Substitution rules reviewed
CSMAS also recommended to the NCAA’s Playing Rules Oversight Panel that each sports committee within the NCAA review its substitution rules and determine what, if any, flexibility might be created to reduce the possibility of injury.
The decision was made after the committee reviewed a request from an NCAA member to create an exception for sickle cell trait when substituting in soccer matches. The request was made to allow a men’s soccer player who was positive for sickle cell trait to be substituted more frequently than rules currently allow to help manage his condition. Current soccer rules do not allow for re-entry in the first half or overtime, and only once in the second half. The existing exceptions allow student-athletes to return to play without counting as a substitution if they are bleeding, have blood on their uniform or are suspected of having a concussion.
CSMAS felt the request raised broader questions for playing rules committees to examine whether substitution restrictions in other sports could pose similar health and safety risks. In particular, the committee questioned whether re-entry restrictions might provide an incentive for athletes to play through injuries rather than come out of a game permanently.
The Playing Rules Oversight Panel is responsible for approving all rules changes in NCAA sports and would be responsible for passing on the recommendation to any relevant committees. Examples of sports with some type of restriction on substitutions include baseball, bowling, men’s and women’s hockey, men’s and women’s soccer, softball and volleyball.
- CSMAS reviewed the use of wearable technology at the request of the Division I Men’s and Women’s Basketball Oversight Committees. The use of the emerging technology has raised ongoing questions among members about data ownership, privacy and confidentiality that the committee acknowledged are largely unanswered.
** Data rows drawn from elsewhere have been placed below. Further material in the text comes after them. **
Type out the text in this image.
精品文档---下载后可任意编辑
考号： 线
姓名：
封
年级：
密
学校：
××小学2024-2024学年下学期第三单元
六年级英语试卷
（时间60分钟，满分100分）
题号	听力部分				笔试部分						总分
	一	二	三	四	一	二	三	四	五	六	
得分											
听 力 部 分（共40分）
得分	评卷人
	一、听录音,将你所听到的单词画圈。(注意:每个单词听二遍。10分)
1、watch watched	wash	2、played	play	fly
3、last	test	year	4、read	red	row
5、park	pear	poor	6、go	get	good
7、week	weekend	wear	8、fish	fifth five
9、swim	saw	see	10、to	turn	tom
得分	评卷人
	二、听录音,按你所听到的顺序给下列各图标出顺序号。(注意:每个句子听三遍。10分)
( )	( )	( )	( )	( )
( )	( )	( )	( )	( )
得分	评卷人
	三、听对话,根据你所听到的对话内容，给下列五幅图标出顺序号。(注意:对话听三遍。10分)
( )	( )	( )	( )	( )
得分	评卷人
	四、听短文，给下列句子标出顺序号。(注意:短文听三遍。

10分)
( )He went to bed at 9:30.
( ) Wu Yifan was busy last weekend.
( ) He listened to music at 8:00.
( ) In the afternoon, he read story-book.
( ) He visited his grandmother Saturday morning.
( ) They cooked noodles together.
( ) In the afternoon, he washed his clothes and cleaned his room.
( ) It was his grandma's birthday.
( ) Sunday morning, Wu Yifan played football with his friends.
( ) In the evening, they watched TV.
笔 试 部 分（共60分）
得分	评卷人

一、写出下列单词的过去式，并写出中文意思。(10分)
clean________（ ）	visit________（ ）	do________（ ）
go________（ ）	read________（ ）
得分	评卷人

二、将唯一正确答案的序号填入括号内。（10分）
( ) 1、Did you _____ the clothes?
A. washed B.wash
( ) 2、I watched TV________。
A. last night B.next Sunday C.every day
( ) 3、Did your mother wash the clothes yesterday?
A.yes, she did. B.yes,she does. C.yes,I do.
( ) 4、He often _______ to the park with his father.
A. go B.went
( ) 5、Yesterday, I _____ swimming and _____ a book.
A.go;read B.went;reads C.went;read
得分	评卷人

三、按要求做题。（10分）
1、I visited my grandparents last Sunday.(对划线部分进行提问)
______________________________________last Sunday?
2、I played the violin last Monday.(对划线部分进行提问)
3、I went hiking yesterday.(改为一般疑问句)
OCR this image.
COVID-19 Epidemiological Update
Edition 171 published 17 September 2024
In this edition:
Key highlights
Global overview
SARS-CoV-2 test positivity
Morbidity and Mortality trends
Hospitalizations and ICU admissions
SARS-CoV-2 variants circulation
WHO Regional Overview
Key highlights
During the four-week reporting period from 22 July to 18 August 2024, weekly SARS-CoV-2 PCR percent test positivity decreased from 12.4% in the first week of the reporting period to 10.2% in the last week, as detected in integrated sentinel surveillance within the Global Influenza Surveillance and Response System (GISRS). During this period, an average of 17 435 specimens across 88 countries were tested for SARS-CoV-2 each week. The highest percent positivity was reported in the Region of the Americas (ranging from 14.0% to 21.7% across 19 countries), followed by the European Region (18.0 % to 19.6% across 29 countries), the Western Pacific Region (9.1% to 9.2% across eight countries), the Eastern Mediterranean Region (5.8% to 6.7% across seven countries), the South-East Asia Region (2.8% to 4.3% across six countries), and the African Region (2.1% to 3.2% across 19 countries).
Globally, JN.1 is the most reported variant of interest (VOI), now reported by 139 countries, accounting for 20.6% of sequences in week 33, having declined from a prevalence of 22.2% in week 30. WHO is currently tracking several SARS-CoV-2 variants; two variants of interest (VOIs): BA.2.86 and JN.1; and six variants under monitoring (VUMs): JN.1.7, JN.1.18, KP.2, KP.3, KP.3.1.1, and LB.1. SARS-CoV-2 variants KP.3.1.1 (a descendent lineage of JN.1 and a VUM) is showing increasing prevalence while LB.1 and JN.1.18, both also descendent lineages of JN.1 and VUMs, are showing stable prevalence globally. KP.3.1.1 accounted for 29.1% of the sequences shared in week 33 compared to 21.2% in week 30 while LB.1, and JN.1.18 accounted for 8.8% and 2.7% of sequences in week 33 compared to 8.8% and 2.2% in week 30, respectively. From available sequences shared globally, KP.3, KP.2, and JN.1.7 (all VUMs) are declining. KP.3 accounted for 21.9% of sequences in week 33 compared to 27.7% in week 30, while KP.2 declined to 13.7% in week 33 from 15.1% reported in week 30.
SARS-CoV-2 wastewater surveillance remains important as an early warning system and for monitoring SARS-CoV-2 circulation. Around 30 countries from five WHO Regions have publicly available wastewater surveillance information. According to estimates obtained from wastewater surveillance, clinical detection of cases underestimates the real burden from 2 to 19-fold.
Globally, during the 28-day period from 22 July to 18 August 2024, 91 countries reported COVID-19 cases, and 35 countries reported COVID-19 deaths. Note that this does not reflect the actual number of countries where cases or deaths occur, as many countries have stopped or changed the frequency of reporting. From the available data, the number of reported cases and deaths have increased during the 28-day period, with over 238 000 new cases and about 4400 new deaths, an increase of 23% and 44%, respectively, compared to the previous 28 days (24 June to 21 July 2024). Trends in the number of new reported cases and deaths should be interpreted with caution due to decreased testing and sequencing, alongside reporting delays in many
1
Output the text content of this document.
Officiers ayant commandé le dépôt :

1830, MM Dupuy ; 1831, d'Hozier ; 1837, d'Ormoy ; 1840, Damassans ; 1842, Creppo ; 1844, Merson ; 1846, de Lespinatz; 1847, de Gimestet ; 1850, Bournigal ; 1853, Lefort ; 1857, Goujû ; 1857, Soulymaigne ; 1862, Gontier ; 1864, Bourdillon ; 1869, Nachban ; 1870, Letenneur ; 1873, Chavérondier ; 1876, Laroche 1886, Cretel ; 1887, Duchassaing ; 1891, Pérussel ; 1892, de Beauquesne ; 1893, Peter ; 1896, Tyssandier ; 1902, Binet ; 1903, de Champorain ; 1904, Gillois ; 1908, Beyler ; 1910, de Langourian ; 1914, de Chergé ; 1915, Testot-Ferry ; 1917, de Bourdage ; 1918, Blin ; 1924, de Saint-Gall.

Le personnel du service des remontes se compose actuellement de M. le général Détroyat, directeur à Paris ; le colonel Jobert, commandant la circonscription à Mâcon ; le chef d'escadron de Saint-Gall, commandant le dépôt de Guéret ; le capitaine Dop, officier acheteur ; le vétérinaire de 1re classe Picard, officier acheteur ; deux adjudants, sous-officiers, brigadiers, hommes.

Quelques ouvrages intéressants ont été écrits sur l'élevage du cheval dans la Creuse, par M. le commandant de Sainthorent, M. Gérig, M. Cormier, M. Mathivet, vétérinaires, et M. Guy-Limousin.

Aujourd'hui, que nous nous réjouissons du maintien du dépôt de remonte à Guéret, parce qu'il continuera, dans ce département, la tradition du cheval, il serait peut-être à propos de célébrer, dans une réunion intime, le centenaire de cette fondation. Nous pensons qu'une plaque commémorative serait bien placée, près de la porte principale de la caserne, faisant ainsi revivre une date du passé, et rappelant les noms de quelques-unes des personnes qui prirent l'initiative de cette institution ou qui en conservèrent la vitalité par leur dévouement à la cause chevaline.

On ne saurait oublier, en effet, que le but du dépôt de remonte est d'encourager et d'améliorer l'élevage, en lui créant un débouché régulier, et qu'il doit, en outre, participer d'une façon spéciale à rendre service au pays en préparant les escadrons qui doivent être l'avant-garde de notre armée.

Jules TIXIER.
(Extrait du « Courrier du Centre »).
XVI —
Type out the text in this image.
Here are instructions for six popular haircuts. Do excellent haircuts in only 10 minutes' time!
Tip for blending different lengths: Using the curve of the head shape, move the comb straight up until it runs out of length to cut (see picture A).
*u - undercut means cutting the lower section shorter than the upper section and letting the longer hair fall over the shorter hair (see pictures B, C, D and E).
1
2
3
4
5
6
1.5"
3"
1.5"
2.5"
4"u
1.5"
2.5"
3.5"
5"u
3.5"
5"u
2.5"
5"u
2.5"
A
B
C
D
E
CSMAS recommended that the Sport Science Institute hold an interassociation meeting to address the best practices for using the technologies as a way to advance health and safety practices for student-athletes.
- The committee voted to support the intent of the Sport Science Institute to establish a strategic plan that supports nine priority areas of student-athlete safety and well-being. The priority areas include cardiac health; concussion; doping and substance abuse; mental health; nutrition, sleep and performance; overuse injuries and periodization; sexual assault and interpersonal violence; athletics health care administration; and data-driven decisions.